One of my favorite points of discussion still is the story of taking a company from a $5000 monthly spend down to $50 per month. To me, this is more so a story of right-sizing and just ensuring that the appropriate tools were being leveraged. This also involved a slight amount of re-architecting to ensure that the application could properly support the new infrastructure.
Compute
The first item to work on was the compute element. When beginning to work on the system the initial build simply used GCP Compute machines. These machines ended up having to be sized fairly large in order to handle some random spikes within the application. This meant paying for the larger compute node for the entire time.
Moving this to Cloud Function allowed handling the spikes while also being able to take advantage of the low times and not get charged for unused resources.
Pub/Sub
Within the system, there was initially no way to queue up a retry. This caused the system to hang for long amounts of time, slow down the entire system, and force additional nodes to be stood up.

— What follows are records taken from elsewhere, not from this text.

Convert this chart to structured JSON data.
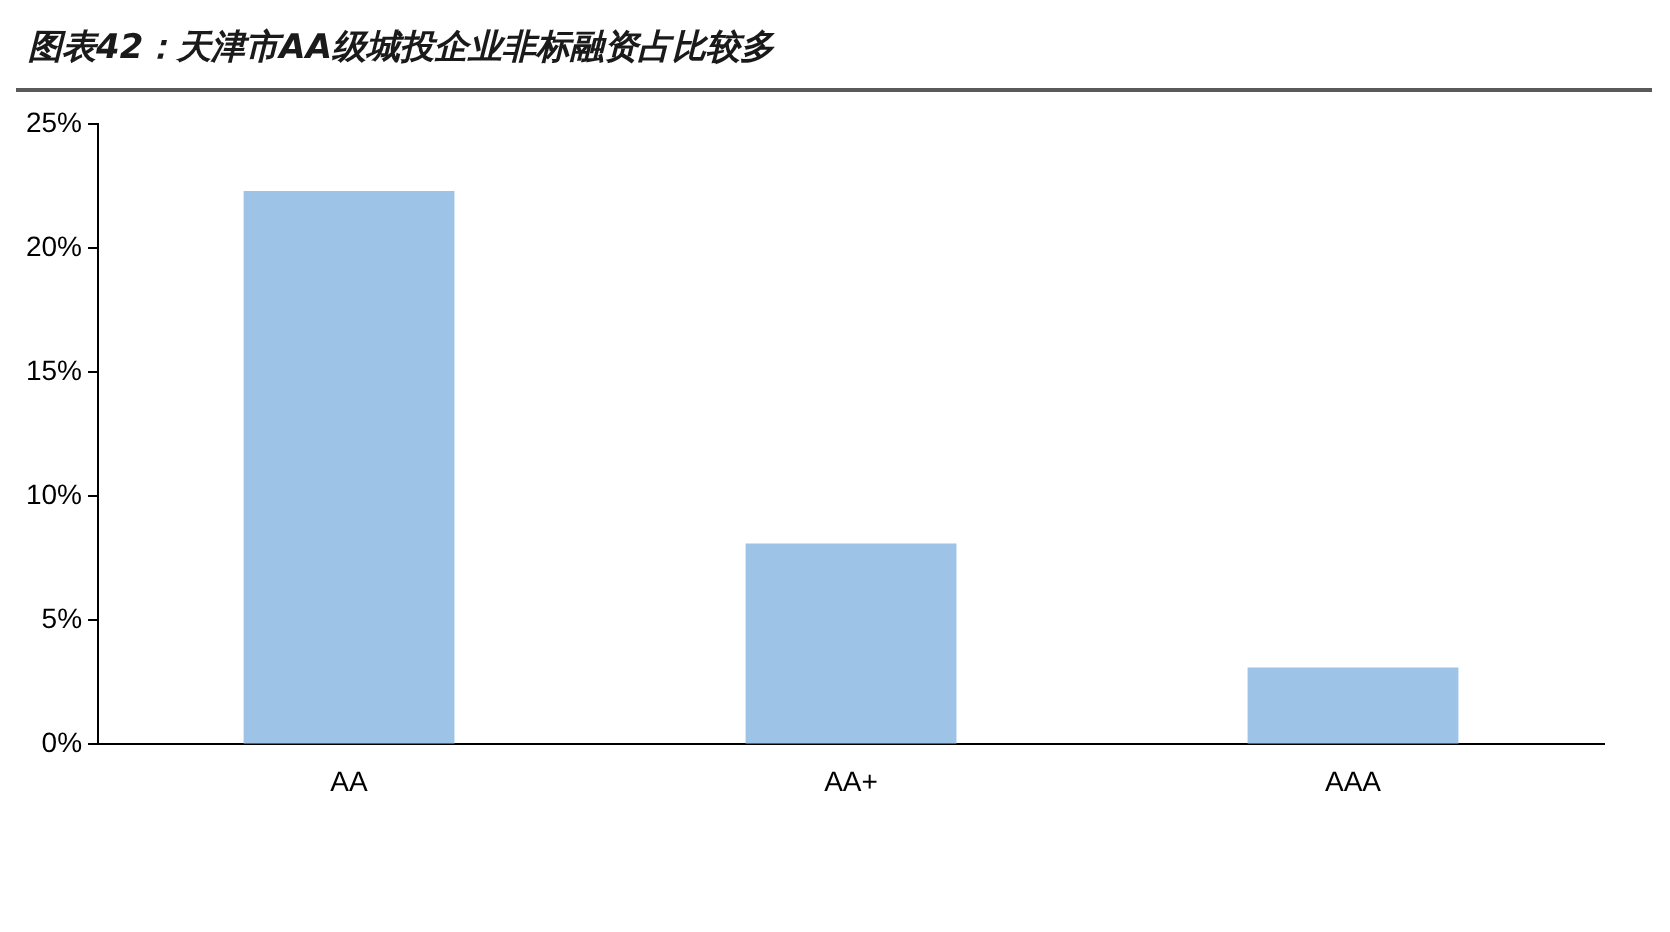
{
  "chart_data": {
    "type": "bar",
    "title": "图表42：天津市AA级城投企业非标融资占比较多",
    "categories": [
      "AA",
      "AA+",
      "AAA"
    ],
    "values": [
      22.3,
      8.1,
      3.1
    ],
    "color": "#9dc3e6",
    "ylim": [
      0,
      25
    ],
    "yticks": [
      {
        "value": 0,
        "label": "0%"
      },
      {
        "value": 5,
        "label": "5%"
      },
      {
        "value": 10,
        "label": "10%"
      },
      {
        "value": 15,
        "label": "15%"
      },
      {
        "value": 20,
        "label": "20%"
      },
      {
        "value": 25,
        "label": "25%"
      }
    ],
    "grid": false,
    "legend": false
  }
}
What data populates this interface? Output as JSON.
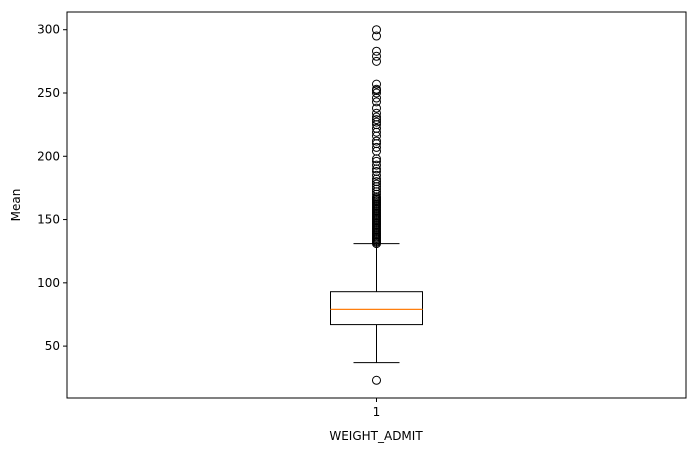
{
  "chart_data": {
    "type": "box",
    "xlabel": "WEIGHT_ADMIT",
    "ylabel": "Mean",
    "categories": [
      "1"
    ],
    "ylim": [
      9,
      314
    ],
    "yticks": [
      50,
      100,
      150,
      200,
      250,
      300
    ],
    "grid": false,
    "boxes": [
      {
        "label": "1",
        "whisker_low": 37,
        "q1": 67,
        "median": 79,
        "q3": 93,
        "whisker_high": 131,
        "outliers_high": [
          131,
          132,
          133,
          134,
          135,
          136,
          137,
          138,
          139,
          140,
          141,
          142,
          143,
          144,
          145,
          146,
          147,
          148,
          149,
          150,
          151,
          152,
          153,
          154,
          155,
          156,
          157,
          158,
          159,
          160,
          161,
          162,
          163,
          164,
          165,
          166,
          167,
          168,
          170,
          172,
          174,
          176,
          178,
          180,
          182,
          185,
          188,
          190,
          193,
          196,
          198,
          204,
          207,
          210,
          212,
          216,
          219,
          222,
          225,
          227,
          229,
          231,
          234,
          238,
          243,
          246,
          250,
          252,
          253,
          257,
          275,
          279,
          283,
          295,
          300
        ],
        "outliers_low": [
          23
        ]
      }
    ],
    "colors": {
      "box": "#000000",
      "median": "#ff7f0e",
      "flier": "#000000"
    }
  }
}
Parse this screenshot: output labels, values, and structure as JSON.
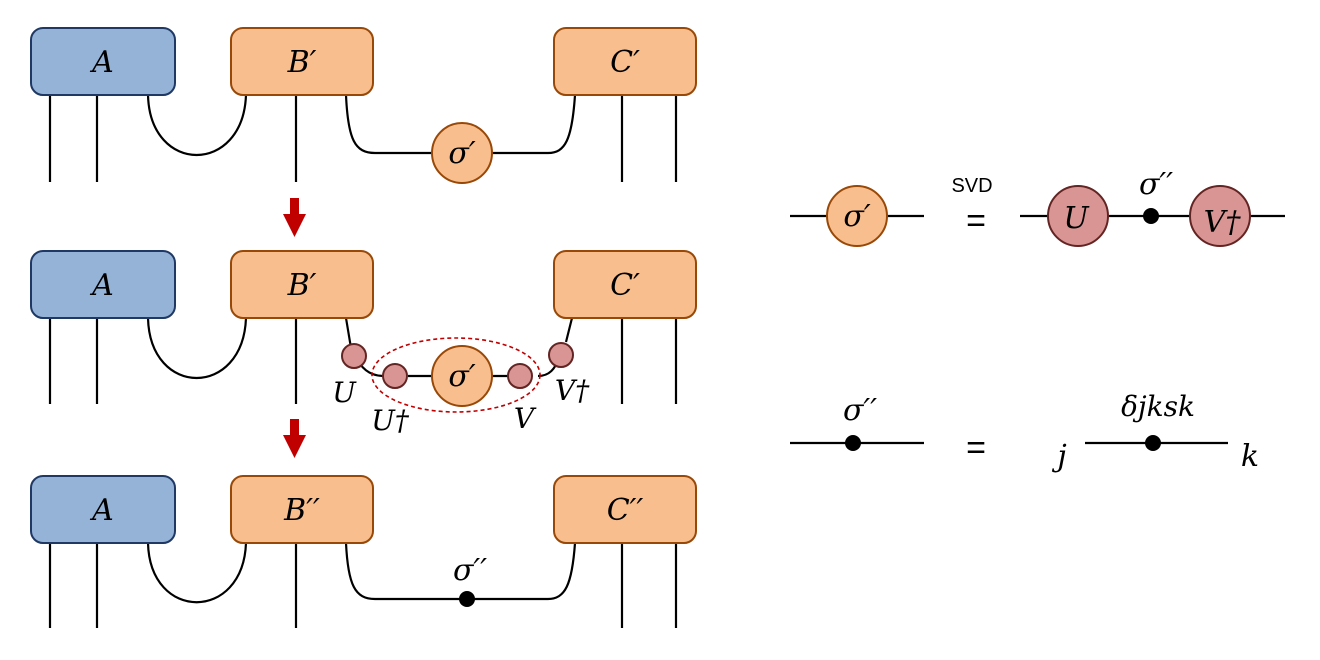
{
  "rows": [
    {
      "tensors": [
        "A",
        "B′",
        "C′"
      ],
      "bond": "σ′"
    },
    {
      "tensors": [
        "A",
        "B′",
        "C′"
      ],
      "bond": "σ′",
      "left_outer": "U",
      "left_inner": "U†",
      "right_inner": "V",
      "right_outer": "V†"
    },
    {
      "tensors": [
        "A",
        "B′′",
        "C′′"
      ],
      "bond": "σ′′"
    }
  ],
  "svd_equation": {
    "lhs": "σ′",
    "operator_label": "SVD",
    "equals": "=",
    "u": "U",
    "sigma": "σ′′",
    "vdag": "V†"
  },
  "delta_equation": {
    "lhs": "σ′′",
    "equals": "=",
    "left_index": "j",
    "value": "δjksk",
    "right_index": "k"
  },
  "colors": {
    "blue_fill": "#95b3d7",
    "orange_fill": "#f9be8d",
    "pink_fill": "#d99594",
    "arrow": "#c00000",
    "dashed_ellipse": "#c00000"
  }
}
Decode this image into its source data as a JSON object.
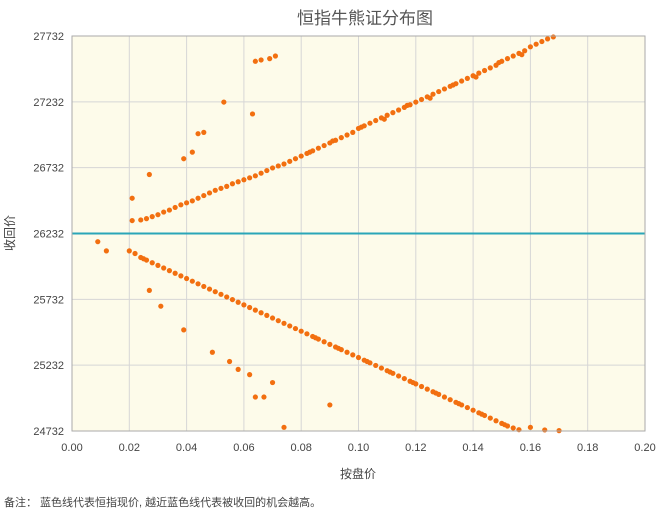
{
  "chart_data": {
    "type": "scatter",
    "title": "恒指牛熊证分布图",
    "xlabel": "按盘价",
    "ylabel": "收回价",
    "xlim": [
      0,
      0.2
    ],
    "ylim": [
      24732,
      27732
    ],
    "x_ticks": [
      "0.00",
      "0.02",
      "0.04",
      "0.06",
      "0.08",
      "0.10",
      "0.12",
      "0.14",
      "0.16",
      "0.18",
      "0.20"
    ],
    "y_ticks": [
      "24732",
      "25232",
      "25732",
      "26232",
      "26732",
      "27232",
      "27732"
    ],
    "grid": true,
    "reference_line": {
      "y": 26232,
      "color": "#2aa6b8"
    },
    "point_color": "#f26f10",
    "background_color": "#fdfbea",
    "series": [
      {
        "name": "",
        "points": [
          [
            0.021,
            26330
          ],
          [
            0.024,
            26335
          ],
          [
            0.026,
            26345
          ],
          [
            0.028,
            26360
          ],
          [
            0.03,
            26375
          ],
          [
            0.032,
            26395
          ],
          [
            0.034,
            26410
          ],
          [
            0.036,
            26430
          ],
          [
            0.038,
            26450
          ],
          [
            0.04,
            26465
          ],
          [
            0.042,
            26480
          ],
          [
            0.044,
            26500
          ],
          [
            0.046,
            26520
          ],
          [
            0.048,
            26540
          ],
          [
            0.05,
            26560
          ],
          [
            0.052,
            26575
          ],
          [
            0.054,
            26590
          ],
          [
            0.056,
            26610
          ],
          [
            0.058,
            26625
          ],
          [
            0.06,
            26640
          ],
          [
            0.062,
            26655
          ],
          [
            0.064,
            26670
          ],
          [
            0.066,
            26690
          ],
          [
            0.068,
            26710
          ],
          [
            0.07,
            26730
          ],
          [
            0.072,
            26745
          ],
          [
            0.074,
            26760
          ],
          [
            0.076,
            26780
          ],
          [
            0.078,
            26800
          ],
          [
            0.08,
            26820
          ],
          [
            0.082,
            26840
          ],
          [
            0.084,
            26860
          ],
          [
            0.086,
            26880
          ],
          [
            0.088,
            26900
          ],
          [
            0.09,
            26920
          ],
          [
            0.092,
            26940
          ],
          [
            0.094,
            26960
          ],
          [
            0.096,
            26980
          ],
          [
            0.098,
            27000
          ],
          [
            0.1,
            27030
          ],
          [
            0.102,
            27050
          ],
          [
            0.104,
            27070
          ],
          [
            0.106,
            27090
          ],
          [
            0.108,
            27110
          ],
          [
            0.11,
            27130
          ],
          [
            0.112,
            27150
          ],
          [
            0.114,
            27170
          ],
          [
            0.116,
            27190
          ],
          [
            0.118,
            27210
          ],
          [
            0.12,
            27230
          ],
          [
            0.122,
            27250
          ],
          [
            0.124,
            27270
          ],
          [
            0.126,
            27290
          ],
          [
            0.128,
            27310
          ],
          [
            0.13,
            27330
          ],
          [
            0.132,
            27350
          ],
          [
            0.134,
            27370
          ],
          [
            0.136,
            27390
          ],
          [
            0.138,
            27410
          ],
          [
            0.14,
            27430
          ],
          [
            0.142,
            27450
          ],
          [
            0.144,
            27470
          ],
          [
            0.146,
            27490
          ],
          [
            0.148,
            27510
          ],
          [
            0.15,
            27540
          ],
          [
            0.152,
            27560
          ],
          [
            0.154,
            27580
          ],
          [
            0.156,
            27600
          ],
          [
            0.158,
            27620
          ],
          [
            0.16,
            27650
          ],
          [
            0.162,
            27670
          ],
          [
            0.164,
            27690
          ],
          [
            0.166,
            27710
          ],
          [
            0.168,
            27725
          ],
          [
            0.083,
            26850
          ],
          [
            0.091,
            26935
          ],
          [
            0.101,
            27040
          ],
          [
            0.109,
            27100
          ],
          [
            0.117,
            27205
          ],
          [
            0.125,
            27260
          ],
          [
            0.133,
            27360
          ],
          [
            0.141,
            27420
          ],
          [
            0.149,
            27530
          ],
          [
            0.157,
            27590
          ],
          [
            0.021,
            26500
          ],
          [
            0.027,
            26680
          ],
          [
            0.039,
            26800
          ],
          [
            0.042,
            26850
          ],
          [
            0.044,
            26990
          ],
          [
            0.046,
            27000
          ],
          [
            0.053,
            27230
          ],
          [
            0.063,
            27140
          ],
          [
            0.064,
            27540
          ],
          [
            0.066,
            27550
          ],
          [
            0.069,
            27560
          ],
          [
            0.071,
            27580
          ],
          [
            0.02,
            26100
          ],
          [
            0.022,
            26080
          ],
          [
            0.024,
            26050
          ],
          [
            0.026,
            26030
          ],
          [
            0.028,
            26010
          ],
          [
            0.03,
            25990
          ],
          [
            0.032,
            25970
          ],
          [
            0.034,
            25950
          ],
          [
            0.036,
            25930
          ],
          [
            0.038,
            25910
          ],
          [
            0.04,
            25890
          ],
          [
            0.042,
            25870
          ],
          [
            0.044,
            25850
          ],
          [
            0.046,
            25830
          ],
          [
            0.048,
            25810
          ],
          [
            0.05,
            25790
          ],
          [
            0.052,
            25770
          ],
          [
            0.054,
            25750
          ],
          [
            0.056,
            25730
          ],
          [
            0.058,
            25710
          ],
          [
            0.06,
            25690
          ],
          [
            0.062,
            25670
          ],
          [
            0.064,
            25650
          ],
          [
            0.066,
            25630
          ],
          [
            0.068,
            25610
          ],
          [
            0.07,
            25590
          ],
          [
            0.072,
            25570
          ],
          [
            0.074,
            25550
          ],
          [
            0.076,
            25530
          ],
          [
            0.078,
            25510
          ],
          [
            0.08,
            25490
          ],
          [
            0.082,
            25470
          ],
          [
            0.084,
            25450
          ],
          [
            0.086,
            25430
          ],
          [
            0.088,
            25410
          ],
          [
            0.09,
            25390
          ],
          [
            0.092,
            25370
          ],
          [
            0.094,
            25350
          ],
          [
            0.096,
            25330
          ],
          [
            0.098,
            25310
          ],
          [
            0.1,
            25290
          ],
          [
            0.102,
            25270
          ],
          [
            0.104,
            25250
          ],
          [
            0.106,
            25230
          ],
          [
            0.108,
            25210
          ],
          [
            0.11,
            25190
          ],
          [
            0.112,
            25170
          ],
          [
            0.114,
            25150
          ],
          [
            0.116,
            25130
          ],
          [
            0.118,
            25110
          ],
          [
            0.12,
            25090
          ],
          [
            0.122,
            25070
          ],
          [
            0.124,
            25050
          ],
          [
            0.126,
            25030
          ],
          [
            0.128,
            25010
          ],
          [
            0.13,
            24990
          ],
          [
            0.132,
            24970
          ],
          [
            0.134,
            24950
          ],
          [
            0.136,
            24930
          ],
          [
            0.138,
            24910
          ],
          [
            0.14,
            24890
          ],
          [
            0.142,
            24870
          ],
          [
            0.144,
            24850
          ],
          [
            0.146,
            24830
          ],
          [
            0.148,
            24810
          ],
          [
            0.15,
            24790
          ],
          [
            0.152,
            24770
          ],
          [
            0.154,
            24755
          ],
          [
            0.156,
            24742
          ],
          [
            0.085,
            25440
          ],
          [
            0.093,
            25360
          ],
          [
            0.103,
            25260
          ],
          [
            0.111,
            25180
          ],
          [
            0.119,
            25100
          ],
          [
            0.127,
            25020
          ],
          [
            0.135,
            24940
          ],
          [
            0.143,
            24860
          ],
          [
            0.151,
            24780
          ],
          [
            0.16,
            24760
          ],
          [
            0.009,
            26170
          ],
          [
            0.012,
            26100
          ],
          [
            0.025,
            26040
          ],
          [
            0.027,
            25800
          ],
          [
            0.031,
            25680
          ],
          [
            0.039,
            25500
          ],
          [
            0.049,
            25330
          ],
          [
            0.055,
            25260
          ],
          [
            0.058,
            25200
          ],
          [
            0.062,
            25160
          ],
          [
            0.064,
            24990
          ],
          [
            0.067,
            24990
          ],
          [
            0.07,
            25100
          ],
          [
            0.074,
            24760
          ],
          [
            0.09,
            24930
          ],
          [
            0.165,
            24740
          ],
          [
            0.17,
            24735
          ]
        ]
      }
    ]
  },
  "footnote": "备注：  蓝色线代表恒指现价, 越近蓝色线代表被收回的机会越高。"
}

By working to move things into a Pub/Sub we could easily queue up a retry while not stopping the entire rest of the system. This allowed an overall much smoother setup and something that we could better monitor for errors.
Database
The database presented the largest issue that had to be resolved. Initially, there was a massive amount of data being saved in the database. After further consideration, it was determined that 75% of the data didn’t need to be stored. Instead, it could be easily and effectively retrieved on demand. By dropping the amount of data being stored this allowed using a much smaller instance overall while also not having to pay for as much storage on the actual Database itself.
Vendor Lock-In
While this was built on GCP for all of the lifecycles this has very low amounts of overall vendor lock-in. The work to lift and shift to AWS would be minimal and even to shift to a single VM would be possible. The goal of this project was less of trying to create a cloud-agnostic system and more of ensuring that the system worked well and was cost-effective. GCP was chosen in this instance purely because of familiarity with the team.
Conclusion
Overall this project to me shows that clouds can be very cost-effective. This does require some knowledge of how to properly leverage everything and ensure that items are properly sized.